Из-под банной шапочки на шею ей спускались, прилипая к коже, завитки русых волос. Черты её лица оказались простыми и грубоватыми, крупной лепки – совсем не под стать красавице Рынеге, но большие сине-стальные глаза в обрамлении густых ресниц выделялись на нём своей яркой пронзительностью. Их прямой, испытующий взор не ласкал, а колко изучал, вгоняя в смущение. От прикосновения её жёстких ладоней напряжение ушло сперва из плеч Берёзки, будто на них лопнул железный обруч, потом освободилась грудь и спина. Девушка сидела, вцепившись в край полка, а Велизара щедро оделяла её хлёсткой целебностью веника с несколькими стебельками яснень-травы. Опьянев то ли от влажного жара парилки, то ли от царапающе-шерстяного тепла, лившегося из ладоней Велизары, Берёзка уселась верхом на лавку, а женщина-кошка устроилась позади неё, орудуя мочалкой. Шершавые, душистые волокна липового лыка проходились по её бёдрам, лопаткам, растирали ягодицы, надраивали плечи.

– Худющая, – с неожиданной лаской в голосе отметила Велизара, когда костяшки её пальцев стукнулись о выступающие ключицы Берёзки. – Ничего, отъешься на наших хлебах быстро.

Под сердцем тепло и сладко ёкнуло. Голос из вишнёвого сада щекотал душу, растворённый в банном паре вместе с чистыми запахами веника и мочалки; казалось, стоило протянуть руку – и вот оно, солнечное пространство, наполненное шелестом крон... Прошла ли она ту черту, за которой покинуть Белые горы уже невозможно? Вместе с родниковой водой они проникали в кровь и струились в жилах, давая начало любви длиною в жизнь. Но неужели это глаза Велизары манили её издали? Цвет как будто тот, но... Рынегу не сбросишь со счетов!

Берёзка вынырнула из грёз и отпрянула щекой от ладони Велизары: они сидели уже лицом друг к другу, соприкасаясь коленями. Не помня себя, девушка выскочила в предбанник и принялась напяливать рубашку.

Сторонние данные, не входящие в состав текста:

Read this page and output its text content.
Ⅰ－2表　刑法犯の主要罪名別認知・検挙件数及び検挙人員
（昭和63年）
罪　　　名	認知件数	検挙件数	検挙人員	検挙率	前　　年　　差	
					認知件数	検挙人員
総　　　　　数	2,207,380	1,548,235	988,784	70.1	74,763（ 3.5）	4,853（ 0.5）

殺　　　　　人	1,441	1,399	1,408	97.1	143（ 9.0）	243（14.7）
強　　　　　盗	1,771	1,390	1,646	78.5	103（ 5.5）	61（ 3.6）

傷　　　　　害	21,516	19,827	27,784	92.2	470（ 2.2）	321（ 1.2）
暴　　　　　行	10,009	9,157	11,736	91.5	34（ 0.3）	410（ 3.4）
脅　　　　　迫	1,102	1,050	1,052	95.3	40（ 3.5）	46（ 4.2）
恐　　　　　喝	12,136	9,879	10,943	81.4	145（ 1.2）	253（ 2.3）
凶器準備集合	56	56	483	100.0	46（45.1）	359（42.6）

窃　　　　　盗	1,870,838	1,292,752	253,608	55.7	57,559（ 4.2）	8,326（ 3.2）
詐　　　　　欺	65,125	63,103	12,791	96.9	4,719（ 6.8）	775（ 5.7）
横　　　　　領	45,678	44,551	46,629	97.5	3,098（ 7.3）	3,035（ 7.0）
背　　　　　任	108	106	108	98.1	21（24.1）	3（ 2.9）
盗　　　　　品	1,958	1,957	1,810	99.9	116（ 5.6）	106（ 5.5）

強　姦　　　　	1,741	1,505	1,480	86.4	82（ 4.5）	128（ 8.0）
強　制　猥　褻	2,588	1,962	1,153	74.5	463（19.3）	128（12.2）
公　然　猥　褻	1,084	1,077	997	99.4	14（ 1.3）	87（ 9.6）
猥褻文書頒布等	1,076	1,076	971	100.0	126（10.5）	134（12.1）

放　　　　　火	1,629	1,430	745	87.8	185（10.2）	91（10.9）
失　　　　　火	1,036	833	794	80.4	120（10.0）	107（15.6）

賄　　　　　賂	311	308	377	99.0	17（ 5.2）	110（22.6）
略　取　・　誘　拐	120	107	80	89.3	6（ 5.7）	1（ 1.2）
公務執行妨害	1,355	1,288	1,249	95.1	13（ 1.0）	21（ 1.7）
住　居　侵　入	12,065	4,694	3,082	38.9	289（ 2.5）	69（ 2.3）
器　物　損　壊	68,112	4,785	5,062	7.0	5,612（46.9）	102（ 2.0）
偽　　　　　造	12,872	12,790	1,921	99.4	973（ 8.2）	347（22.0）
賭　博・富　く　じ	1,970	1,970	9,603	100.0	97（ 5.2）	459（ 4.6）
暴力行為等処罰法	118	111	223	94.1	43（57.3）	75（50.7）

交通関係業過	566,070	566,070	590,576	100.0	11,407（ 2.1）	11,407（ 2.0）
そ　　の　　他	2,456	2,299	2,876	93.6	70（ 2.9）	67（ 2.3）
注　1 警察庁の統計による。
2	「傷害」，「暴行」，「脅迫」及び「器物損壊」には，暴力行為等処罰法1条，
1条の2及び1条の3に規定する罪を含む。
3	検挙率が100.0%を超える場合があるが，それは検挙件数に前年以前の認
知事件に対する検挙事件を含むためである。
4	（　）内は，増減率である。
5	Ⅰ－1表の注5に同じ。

Та липла к мокрой коже, застревала, не хотела надеваться, а в спину катился мурлычущий смех кошек. Толчком распахнув дверь, Берёзка помчалась босиком по сырой, скользкой траве и с разбегу бросилась в леденящие струи ручья. Дыхание разом перехватило, а тело, объятое властным холодом, скрючилось до боли.

– Ну как, освежилась после парка-то? – спросил смеющийся голос.

Это Рынега вовсю потешалась над ней, вытирая руки передником. Пропахшая кухонным чадом, она помогла девушке выбраться на берег и отвела в дом. Каменный пол выстилали пестротканые дорожки, на стенах алели древесно-ягодным узором рушники, а в углу дышала теплом белёная печка с лежанкой. Туда-то, под защиту занавесок, Рынега и загнала Берёзку, заставив снять мокрую рубашку.

– Обсыхай давай.

Запах рыбы, густой и терпко-сытный, отозвался в животе настойчивым бурчанием: то здоровый жгучий голод властно напоминал о себе. Мужчины уже собрались за столом в степенном ожидании, а Боско откровенно облизывался и нетерпеливо ёрзал. Сёмга, запечённая со сметаной и душистыми травами, была выше всяких похвал – нежная, розовая, сочная. Целиком она в печку не влезла, а потому хозяйке пришлось нарезать её крупными пластами. Один такой кусочек, а точнее сказать, шмат размером с мужскую ступню Рынега подала Берёзке прямо на печку вместе с краюшкой хлеба.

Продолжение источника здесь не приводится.